The Beloved New York Artist, Beat Poet, and Warhol Film Star John Giorno Has Died

Over five decades, the New York artist and activist, who famously snoozed for Andy Warhol on film, expanded the definition of poetry.

John Giorno at the New Museum for the opening of Rivane Neuenschwander's exhibiton, June, 2010. Photo by David X Prutting/ Patrick McMullan via Getty Images.

The poet and text artist John Giorno, who was the silent protagonist of Andy Warhol’s epic “anti-film” Sleep, was always the star of his own show. Be it via a dial-up poetry service in the late 1960s or the late, bravura performances of his own poems, Giorno’s legendary status in the New York art world is assured.

Giorno, who has died on October 11 at age 82, was filmed in 2006 performing a poem he had written on his 70th birthday. Behind the camera was his husband, the Swiss artist Ugo Rondinone. The poem, called THANX 4 NOTHING, dealt with the death of friends and lovers, as well as sex, betrayal, and Giorno’s recurring periods of depression. He made often dark subject matter beguilingly life-affirming. Rondinone’s carefully choreographed, multi-screen installation behind his partner kept pace with Giorno’s theatrical delivery and his rhetorical twists and turns, immortalizing his charismatic stage presence.

Born in 1936 in New York, Giorno studied at the city’s Columbia University before briefly—and improbably—becoming a stockbroker. But reading Allen Ginsberg’s beat classic Howl in 1956 and meeting Warhol in 1962 changed all that. Giorno’s artistic and romantic relationship with Warhol resulted in the flim Sleep, a silent love letter that runs for more than five hours. However, Giorno was always much more than one of Warhol’s good-looking muses.

John Giorno at his studio, 2018. Photograph by Marco Anelli.

John Giorno at his studio, 2018. Photograph by Marco Anelli, courtesy of Sperone Westwater.

Giorno went on to push beat poetry into a new visual and high-tech direction. He created verbal collages based on appropriated texts, which evolved further thanks to friendship with the artist Robert Rauschenberg. Giorno’s pioneering work—he said he was trying to bring poetry up to speed with avant-garde visual art—led to the establishment of the groundbreaking nonprofit, Giorno Poetry Systems, and its 1967 Dial-a-Poem project. Subscribers were able to listen for free to recordings of poems at the end of a telephone by fellow poets and artists, such as Patti Smith, William S. Burroughs, and John Cage among others.

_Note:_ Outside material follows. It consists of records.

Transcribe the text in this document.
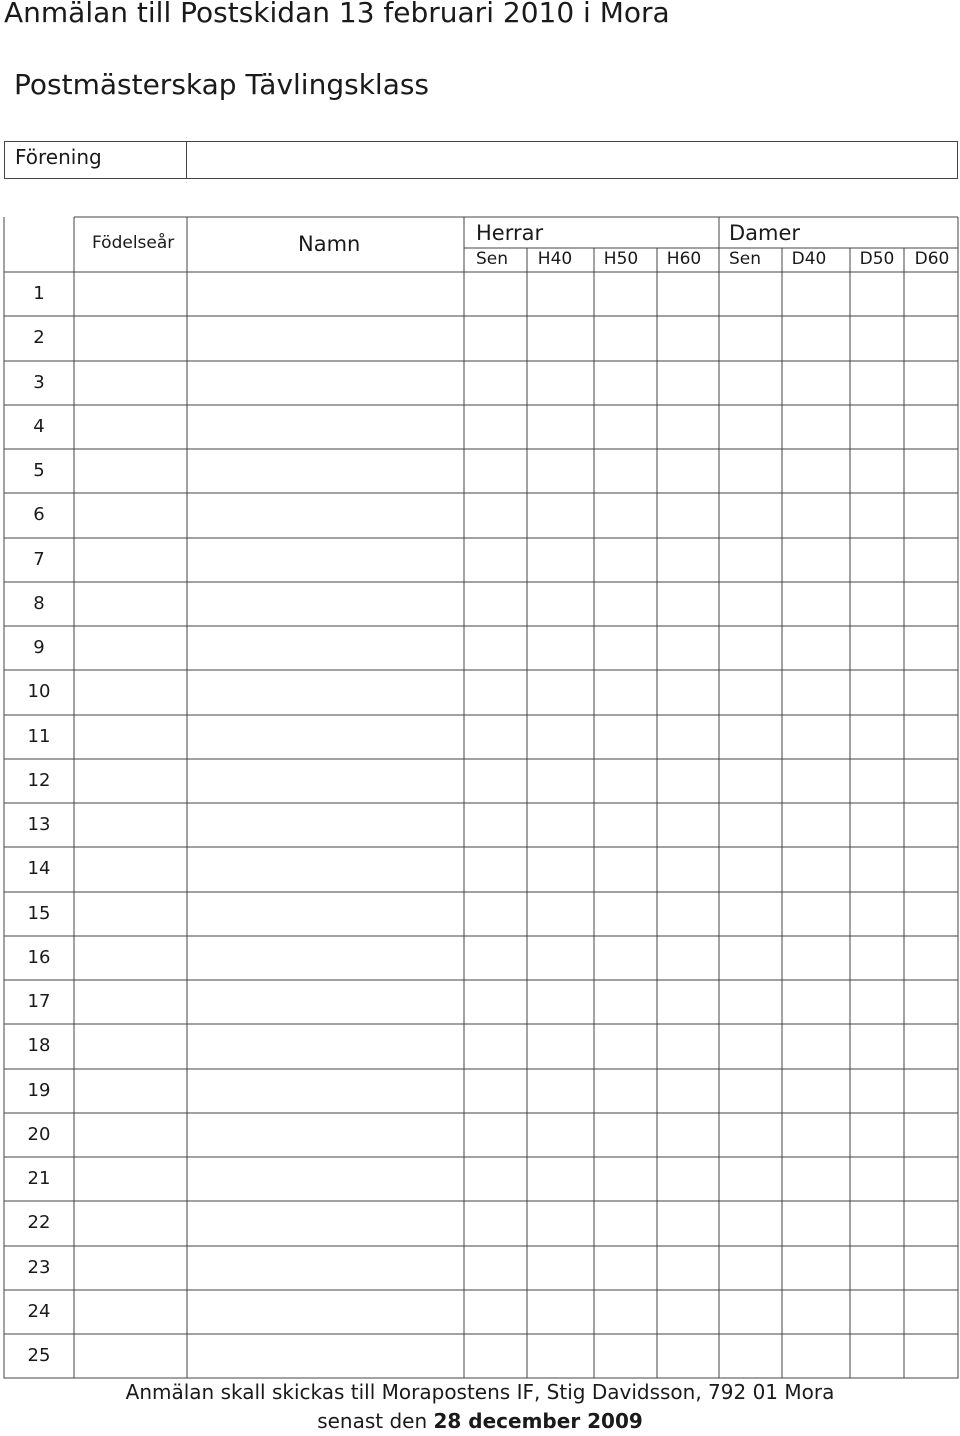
Anmälan till Postskidan 13 februari 2010 i Mora
Postmästerskap Tävlingsklass
Förening
Födelseår	Namn	Herrar	Damer
Sen	H40	H50	H60	Sen	D40	D50	D60
1
2
3
4
5
6
7
8
9
10
11
12
13
14
15
16
17
18
19
20
21
22
23
24
25
Anmälan skall skickas till Morapostens IF, Stig Davidsson, 792 01 Mora
senast den 28 december 2009
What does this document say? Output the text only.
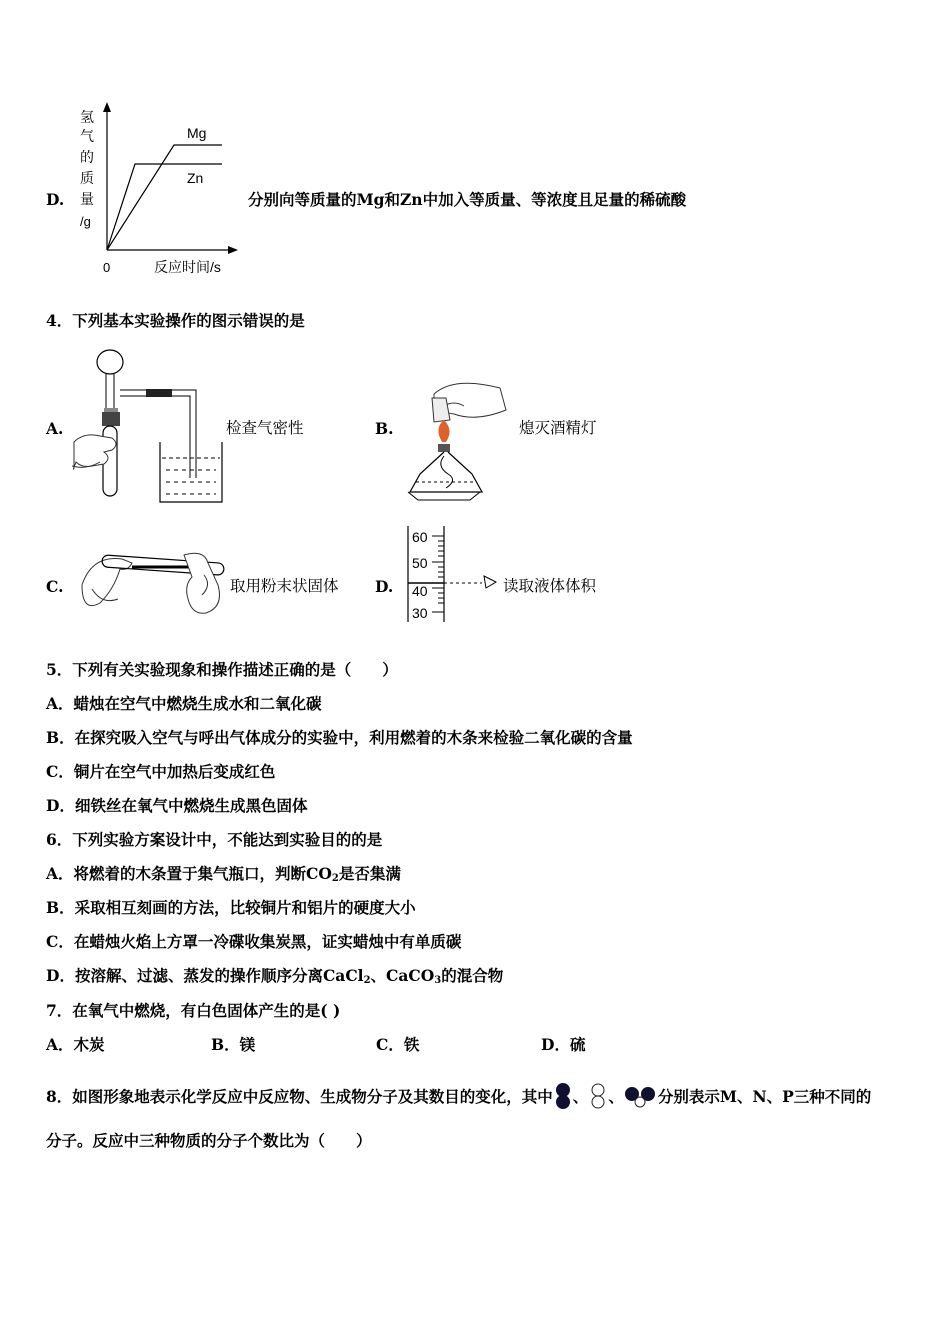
D.
Mg
Zn
0	反应时间/s
氢
气
的
质
量
/g
分别向等质量的Mg和Zn中加入等质量、等浓度且足量的稀硫酸
4．下列基本实验操作的图示错误的是
A.	检查气密性	B.	熄灭酒精灯
C.	取用粉末状固体 D.
60
50
40
30
读取液体体积
5．下列有关实验现象和操作描述正确的是（　　）
A．蜡烛在空气中燃烧生成水和二氧化碳
B．在探究吸入空气与呼出气体成分的实验中，利用燃着的木条来检验二氧化碳的含量
C．铜片在空气中加热后变成红色
D．细铁丝在氧气中燃烧生成黑色固体
6．下列实验方案设计中，不能达到实验目的的是
A．将燃着的木条置于集气瓶口，判断$CO_2$是否集满
B．采取相互刻画的方法，比较铜片和铝片的硬度大小
C．在蜡烛火焰上方罩一冷碟收集炭黑，证实蜡烛中有单质碳
D．按溶解、过滤、蒸发的操作顺序分离CaCl$_2$、CaCO$_3$的混合物
7．在氧气中燃烧，有白色固体产生的是( )
A．木炭	B．镁	C．铁	D．硫
8．如图形象地表示化学反应中反应物、生成物分子及其数目的变化，其中 、 、 分别表示M、N、P三种不同的
分子。反应中三种物质的分子个数比为（　　）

Giorno will also be remembered as a pioneering and courageous gay rights activists who, in 1984, turned his poetry nonprofit into the AIDS Treatment Project. As well as providing compassion, it also offered practical help and, occasionally, cash to men who were often treated as social outcasts in their dying days.

A sprawling retrospective in 2015 curated by Rondinone, called “I ♥ John Giorno,” underlined the poet’s achievements as a visual artist in his own right. Opening at the Palais de Tokyo in Paris, an expansive version of the solo show came to New York in 2017, where it spread across 13 venues. The US show featured Giorno’s paintings, sound installations, drawings, and videos, and, of course, Rondinone’s installation based on that celebrated Giorno reading of THANX 4 NOTHING.

The curator and director of New York’s Drawing Center, Laura Hoptman, wrote that it was an astonishing gesture on Giorno’s part to give his life’s work to his partner that became material for Rondinone’s own art. Perhaps only “an artwork as big as Manhattan” could do justice to Giorno’s gift, she said.

Last month, Giorno installed new work in his solo show “Do the Undone” at Sperone Westwater in New York. In a statement, his friend and the gallery’s co-founder Angela Westwater said: “When installing his last sculpture, NOW AT THE DAWN OF MY LIFE, John explained to me that he wanted the space to be meditative and ruminative, but not somber.” Reflecting on the subdued 2019 piece, which would be one of his last artworks, Westerwater added: “I think of this sculpture as an ode to his boundless creativity and zest for life.”